This topic describes the MapReduce API supported by MaxCompute and its limits.
- MaxCompute MapReduce: the native MapReduce API. This version runs fast. It is convenient to develop a program without the need to expose file systems.
- Extended MaxCompute MapReduce (MR2): an extension of MaxCompute MapReduce. This version supports complex job scheduling logic. The implementation method is the same as that of MaxCompute MapReduce.
- Hadoop-compatible MapReduce: This version is highly compatible with Hadoop MapReduce but it is incompatible with MR2.
- Search: web crawl, inverted index, PageRank.
- Analysis of web access logs:
- Analyze and summarize the characteristics of user behavior, such as web browsing and online shopping. The analysis can be used to deliver personalized recommendations.
- Analyze user access behavior.
- Statistical analysis of texts:
- Word count and term frequency-inverse document frequency (TFIDF) analysis of popular novels.

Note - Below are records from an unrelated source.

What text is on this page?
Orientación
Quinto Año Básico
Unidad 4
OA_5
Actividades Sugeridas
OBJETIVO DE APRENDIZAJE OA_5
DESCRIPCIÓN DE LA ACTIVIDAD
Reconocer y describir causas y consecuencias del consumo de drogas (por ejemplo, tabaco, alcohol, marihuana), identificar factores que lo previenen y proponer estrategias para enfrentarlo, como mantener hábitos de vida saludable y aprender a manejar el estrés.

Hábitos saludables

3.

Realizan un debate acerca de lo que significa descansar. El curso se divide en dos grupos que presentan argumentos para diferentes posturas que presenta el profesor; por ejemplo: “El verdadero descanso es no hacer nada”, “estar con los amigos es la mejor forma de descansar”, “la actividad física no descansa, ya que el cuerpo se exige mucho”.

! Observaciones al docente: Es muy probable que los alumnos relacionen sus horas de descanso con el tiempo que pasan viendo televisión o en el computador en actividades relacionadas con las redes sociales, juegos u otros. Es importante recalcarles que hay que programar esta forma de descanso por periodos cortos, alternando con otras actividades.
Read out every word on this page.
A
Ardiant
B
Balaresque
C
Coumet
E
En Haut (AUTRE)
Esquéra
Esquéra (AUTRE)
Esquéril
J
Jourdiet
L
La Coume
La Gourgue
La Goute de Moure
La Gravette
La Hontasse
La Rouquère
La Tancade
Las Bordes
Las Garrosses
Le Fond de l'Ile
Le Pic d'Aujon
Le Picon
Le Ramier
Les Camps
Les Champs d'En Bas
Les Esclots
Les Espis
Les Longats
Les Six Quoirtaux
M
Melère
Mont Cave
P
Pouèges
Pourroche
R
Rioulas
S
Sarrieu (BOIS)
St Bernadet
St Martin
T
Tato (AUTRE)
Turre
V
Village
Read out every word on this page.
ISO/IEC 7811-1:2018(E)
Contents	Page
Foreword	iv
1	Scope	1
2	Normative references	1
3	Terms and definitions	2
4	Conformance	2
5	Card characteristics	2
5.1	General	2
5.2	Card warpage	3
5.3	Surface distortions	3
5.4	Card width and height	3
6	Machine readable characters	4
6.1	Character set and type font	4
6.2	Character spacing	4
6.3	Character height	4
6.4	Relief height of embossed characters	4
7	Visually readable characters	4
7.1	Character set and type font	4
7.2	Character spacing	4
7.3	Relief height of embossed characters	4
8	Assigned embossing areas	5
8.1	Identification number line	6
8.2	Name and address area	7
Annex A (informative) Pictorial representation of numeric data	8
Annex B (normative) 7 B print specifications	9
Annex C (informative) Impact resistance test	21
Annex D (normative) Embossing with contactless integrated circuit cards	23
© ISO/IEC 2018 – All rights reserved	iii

- Statistical analysis of references to academic papers and patent documents.
- Wikipedia data analysis.
- Mining of large amounts of data: mining of unstructured data, spatio-temporal data, and image data.
- Machine learning: supervised learning, unsupervised learning, and classification algorithms, such as decision trees and support vector machines (SVMs).
- Natural language processing (NLP):
- Training and forecast based on big data.
- Construction of a co-occurrence matrix, mining of frequent itemset data, and duplicate document detection based on existing libraries.
- Advertisement recommendations: forecast of the click-through rate (CTR) and conversion rate (CVR).
- The MapReduce framework partitions data and uses data in each partition as the input
for a mapper. After data is partitioned, multiple mappers start to process the data
at the same time.
Before the map operation, the input data must be partitioned. Partitioning refers to the splitting of the input data into data blocks of the same size. Each data block is processed as the input for a single mapper. This allows you to use multiple mappers at the same time.
- Each mapper reads its partition data, computes the data, and generates data records to a reducer. When a mapper generates data records, it must specify a key for each data record. A key specifies the reducer to which a data record is sent. Keys and reducers share a many-to-one relationship. Data records with the same key are sent to the same reducer. A reducer may receive data records with different keys.
- Before the reduce stage, the MapReduce framework sorts data records based on keys to ensure that data records with the same key are adjacent. If you specify a combiner, the MapReduce framework calls the combiner to combine data records that share the same key. You can define the logic of the combiner. Different from the classic MapReduce framework protocol, MaxCompute requires that the input and output parameters of a combiner must be consistent with those of a reducer. This process is called shuffle.
- At the reduce stage, data records with the same key are transferred to the same reducer. A single reducer may receive data records from multiple mappers. Each reducer performs the reduce operation on multiple data records with the same key. After the reduce operation, all data records with the same key are converted into a single value.
- The results are generated.
The following section uses WordCount as an example to explain the related concepts of MaxCompute MapReduce at different stages.
- MaxCompute MapReduce partitions data in the a.txt file and uses data in each partition as the input for a mapper.
- The mapper processes input data and records the value of the Count parameter as 1 for each obtained digit. This way, a <Word, Count> pair is generated. The value of the Word parameter is used as the key for the newly generated pair.
- At the early shuffle stage, the data records generated by each mapper are sorted based on keys (the value of the Word parameter). After the data records are sorted, the records are combined. This requires that you accumulate the Count values that share the same key to generate a new <Word, Count> pair. This is a merging and sorting process.
- At the late shuffle stage, data records are transferred to reducers. The reducers sort the received data records based on the keys.
- Each reducer uses the same logic as the combiner to process data. Each reducer accumulates the Count values with the same key (the value of the Word parameter).
- The results are generated.